For the span of a year, Jeff, who has written for Time magazine and many other publications, roamed the country, visiting Christian churches and groups of diverse theological stripes to explore their attitudes toward homosexuality. He also talked with devout Christians who’d dealt with homosexual feelings in different ways: by repressing them, by embracing them, by trying to divert them.

One man had elected celibacy. Another had married a woman and resolved to appreciate sex with her. He told Jeff: “It’s not like pizza or French fries — it’s more an acquired taste that I’ve come to like even better. It’s like olives.”

In the book Jeff, now 35, also shares his own story, which we discussed further in his Brooklyn town house recently.

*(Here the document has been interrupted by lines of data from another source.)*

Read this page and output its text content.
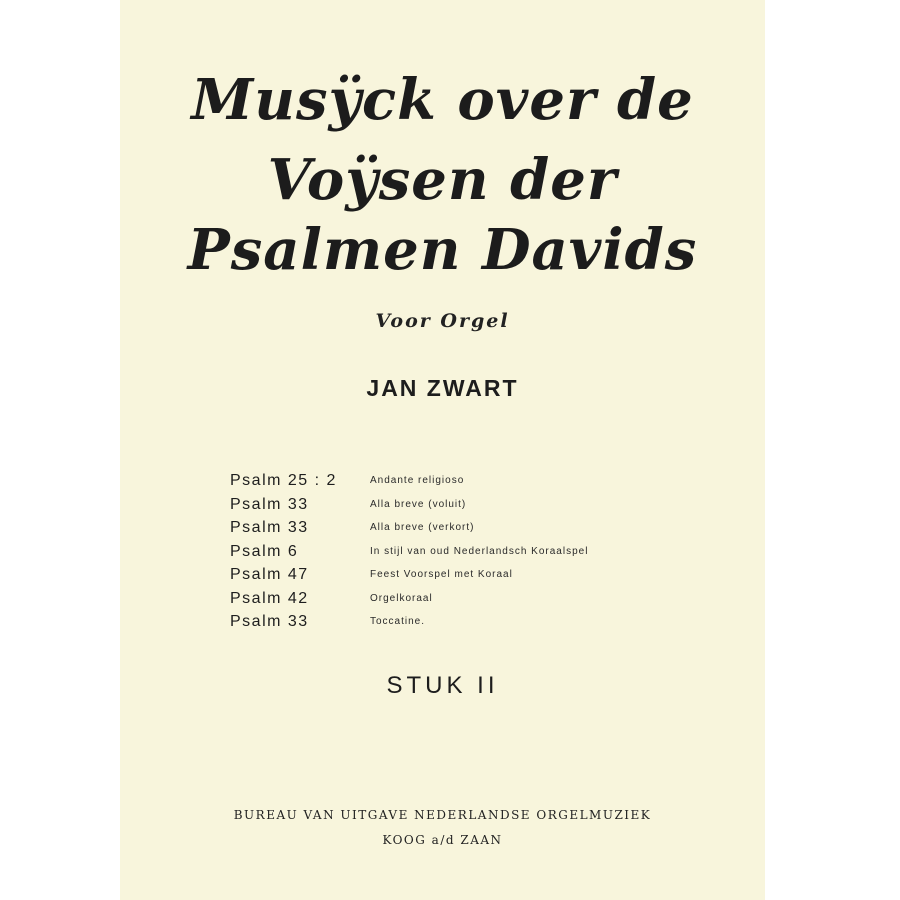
Musÿck over de
Voÿsen der
Psalmen Davids
Voor Orgel
JAN ZWART
Psalm 25 : 2	Andante religioso
Psalm 33	Alla breve (voluit)
Psalm 33	Alla breve (verkort)
Psalm 6	In stijl van oud Nederlandsch Koraalspel
Psalm 47	Feest Voorspel met Koraal
Psalm 42	Orgelkoraal
Psalm 33	Toccatine.
STUK II
BUREAU VAN UITGAVE NEDERLANDSE ORGELMUZIEK
KOOG a/d ZAAN
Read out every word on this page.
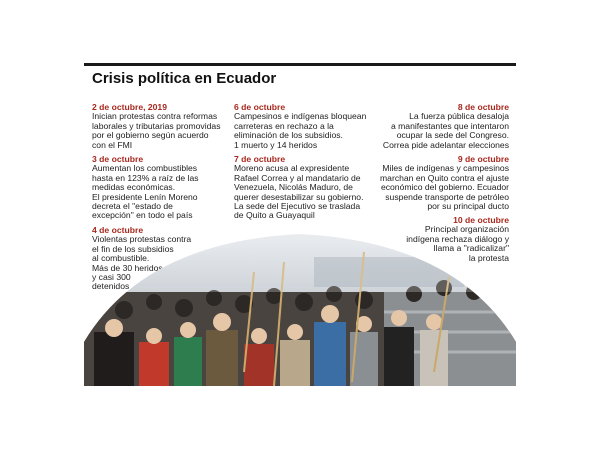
Crisis política en Ecuador
2 de octubre, 2019
Inician protestas contra reformas
laborales y tributarias promovidas
por el gobierno según acuerdo
con el FMI
3 de octubre
Aumentan los combustibles
hasta en 123% a raíz de las
medidas económicas.
El presidente Lenín Moreno
decreta el "estado de
excepción" en todo el país
4 de octubre
Violentas protestas contra
el fin de los subsidios
al combustible.
Más de 30 heridos
y casi 300
detenidos
6 de octubre
Campesinos e indígenas bloquean
carreteras en rechazo a la
eliminación de los subsidios.
1 muerto y 14 heridos
7 de octubre
Moreno acusa al expresidente
Rafael Correa y al mandatario de
Venezuela, Nicolás Maduro, de
querer desestabilizar su gobierno.
La sede del Ejecutivo se traslada
de Quito a Guayaquil
8 de octubre
La fuerza pública desaloja
a manifestantes que intentaron
ocupar la sede del Congreso.
Correa pide adelantar elecciones
9 de octubre
Miles de indígenas y campesinos
marchan en Quito contra el ajuste
económico del gobierno. Ecuador
suspende transporte de petróleo
por su principal ducto
10 de octubre
Principal organización
indígena rechaza diálogo y
llama a "radicalizar"
la protesta
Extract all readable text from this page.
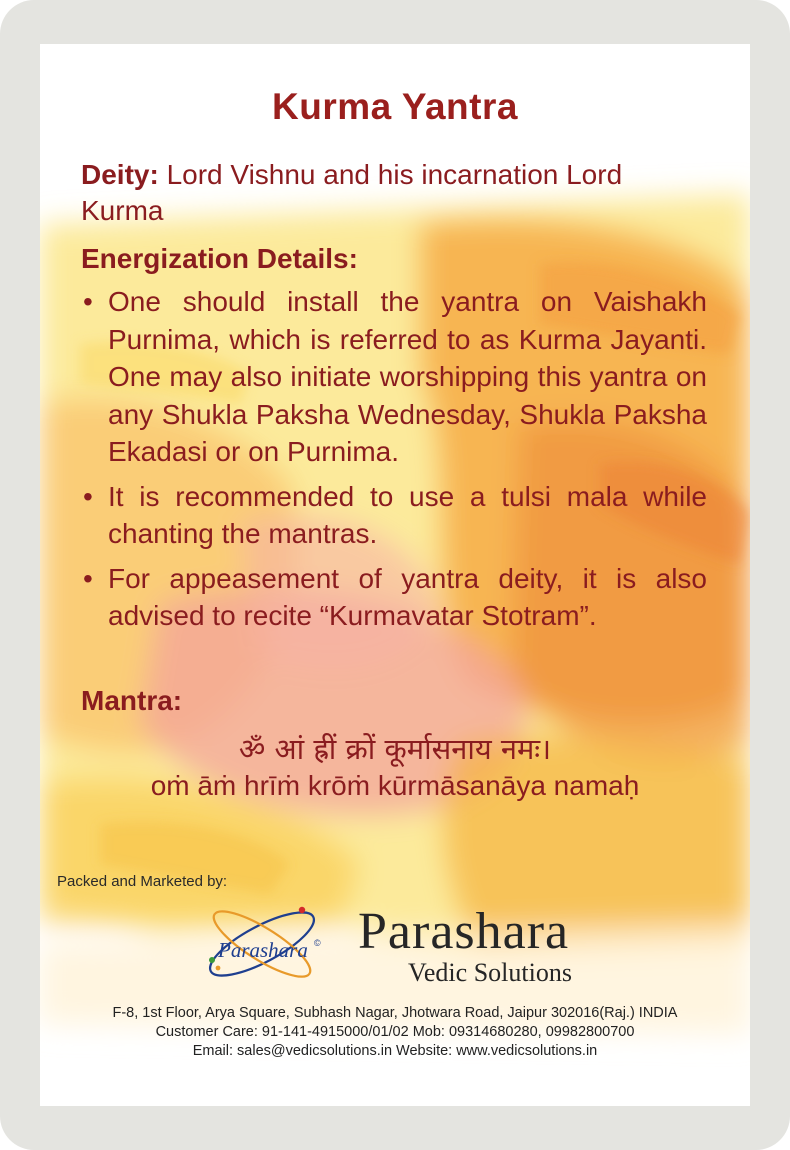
Kurma Yantra
Deity: Lord Vishnu and his incarnation Lord Kurma
Energization Details:
• One should install the yantra on Vaishakh Purnima, which is referred to as Kurma Jayanti. One may also initiate worshipping this yantra on any Shukla Paksha Wednesday, Shukla Paksha Ekadasi or on Purnima.
• It is recommended to use a tulsi mala while chanting the mantras.
• For appeasement of yantra deity, it is also advised to recite “Kurmavatar Stotram”.
Mantra:
ॐ आं ह्रीं क्रों कूर्मासनाय नमः।
oṁ āṁ hrīṁ krōṁ kūrmāsanāya namaḥ
Packed and Marketed by:
Parashara © Parashara
Vedic Solutions
F-8, 1st Floor, Arya Square, Subhash Nagar, Jhotwara Road, Jaipur 302016(Raj.) INDIA
Customer Care: 91-141-4915000/01/02 Mob: 09314680280, 09982800700
Email: sales@vedicsolutions.in Website: www.vedicsolutions.in
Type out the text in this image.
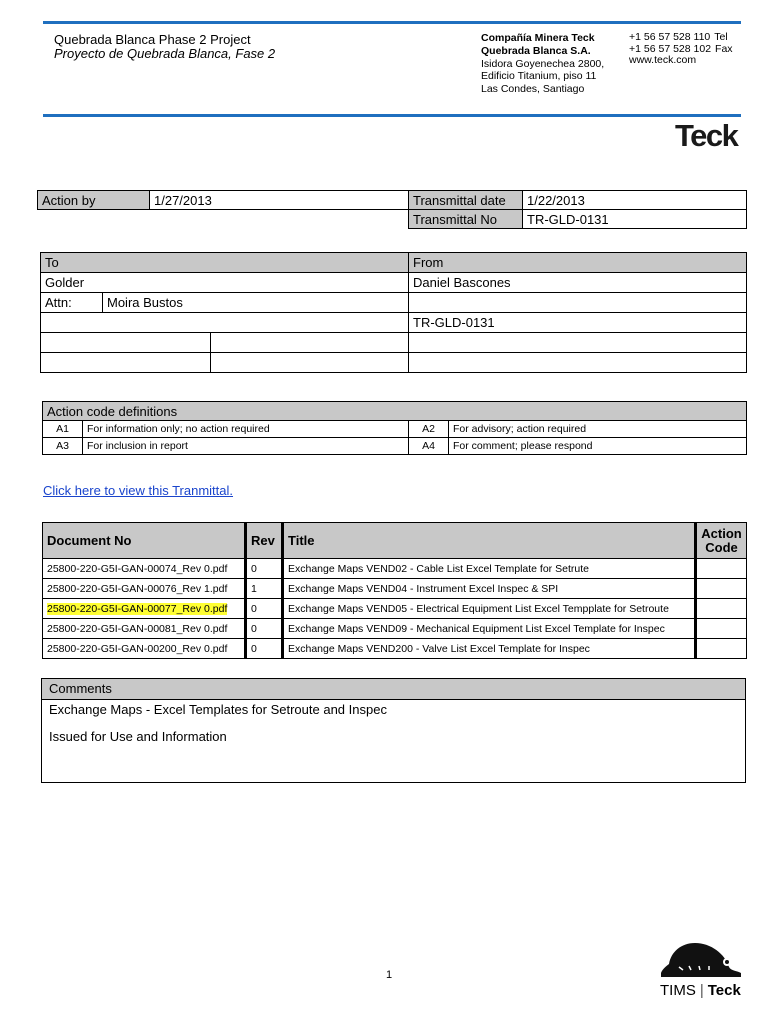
Quebrada Blanca Phase 2 Project
Proyecto de Quebrada Blanca, Fase 2
Compañía Minera Teck
Quebrada Blanca S.A.
Isidora Goyenechea 2800,
Edificio Titanium, piso 11
Las Condes, Santiago
+1 56 57 528 110 Tel
+1 56 57 528 102 Fax
www.teck.com
Teck
Action by	1/27/2013	Transmittal date	1/22/2013
		Transmittal No	TR-GLD-0131
To			From
Golder			Daniel Bascones
Attn:	Moira Bustos		
			TR-GLD-0131

Action code definitions			
A1	For information only; no action required	A2	For advisory; action required
A3	For inclusion in report	A4	For comment; please respond
Click here to view this Tranmittal.
Document No	Rev	Title	Action Code
25800-220-G5I-GAN-00074_Rev 0.pdf	0	Exchange Maps VEND02 - Cable List Excel Template for Setrute	
25800-220-G5I-GAN-00076_Rev 1.pdf	1	Exchange Maps VEND04 - Instrument Excel Inspec & SPI	
25800-220-G5I-GAN-00077_Rev 0.pdf	0	Exchange Maps VEND05 - Electrical Equipment List Excel Tempplate for Setroute	
25800-220-G5I-GAN-00081_Rev 0.pdf	0	Exchange Maps VEND09 - Mechanical Equipment List Excel Template for Inspec	
25800-220-G5I-GAN-00200_Rev 0.pdf	0	Exchange Maps VEND200 - Valve List Excel Template for Inspec	
Comments
Exchange Maps - Excel Templates for Setroute and Inspec
Issued for Use and Information
1
TIMS | Teck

His parents came to America from Hong Kong with the conservative beliefs that Baptist missionaries had spread through that area of the world. They reared Jeff in their religion, sending him to a Christian high school in Miami. One of his vivid memories from those years was the sudden banishment of a favorite teacher after the school discovered that he was involved with another man.

Jeff knew even then that he had feelings like the teacher’s, and writes: “This was the lesson that I learned: Nobody could ever, ever find out, because if they did, I would be damned and cast out, just like he was.”

At Princeton, he dated women. But in London for graduate school, he began to date men, and to wonder how that orientation could be wrong, when God had presumably made him the way he was.

Although his book doesn’t focus on the scattered references in the Bible to homosexuality, Jeff knows them well. And, yes, a few seem to condemn same-sex intimacy.

But have they been translated correctly? Interpreted the right way? Are they timeless verities or — more logically — reflections of an outmoded culture and obsolete mind-set? And if all of the Bible is to be taken literally, shouldn’t Christians refrain from planting multiple kinds of seed in one field or letting women speak in church or charging interest to the poor?

You can twist the Bible any way you want,” Jeff told me, adding, “We overemphasize sexual morality, as if God puts a premium on what we do in the bedroom over what we do at the bank.”

He’s right. He’s also humble. He doesn’t claim, in his book or in conversation, to have definitive answers. He hasn’t determined beyond any doubt that his life and love are in concert with God’s wishes, because he thinks it arrogant to insist, as the zealots who condemn gay people do, that God’s will is so easily known.

And in light of that, he thinks it wrong for anyone to try to consign gays to the shame that so many of them have endured.

The stories in Jeff’s book made me sad, and they made me angry. How much needless pain have people like him been put through, and in God’s name no less?

But Jeff’s own story makes me hopeful. It’s one of grace. He still attends church, though not a Southern Baptist one. He’s patient with his parents; they’re struggling, too.

His mother actually plans to visit, and stay with, him and his husband this summer.

“I pull her along and she pulls me along, and we grow,” Jeff said, describing a dynamic and a tension not unlike America’s. “It’s uncomfortable for both of us. But it’s the path we have to take.”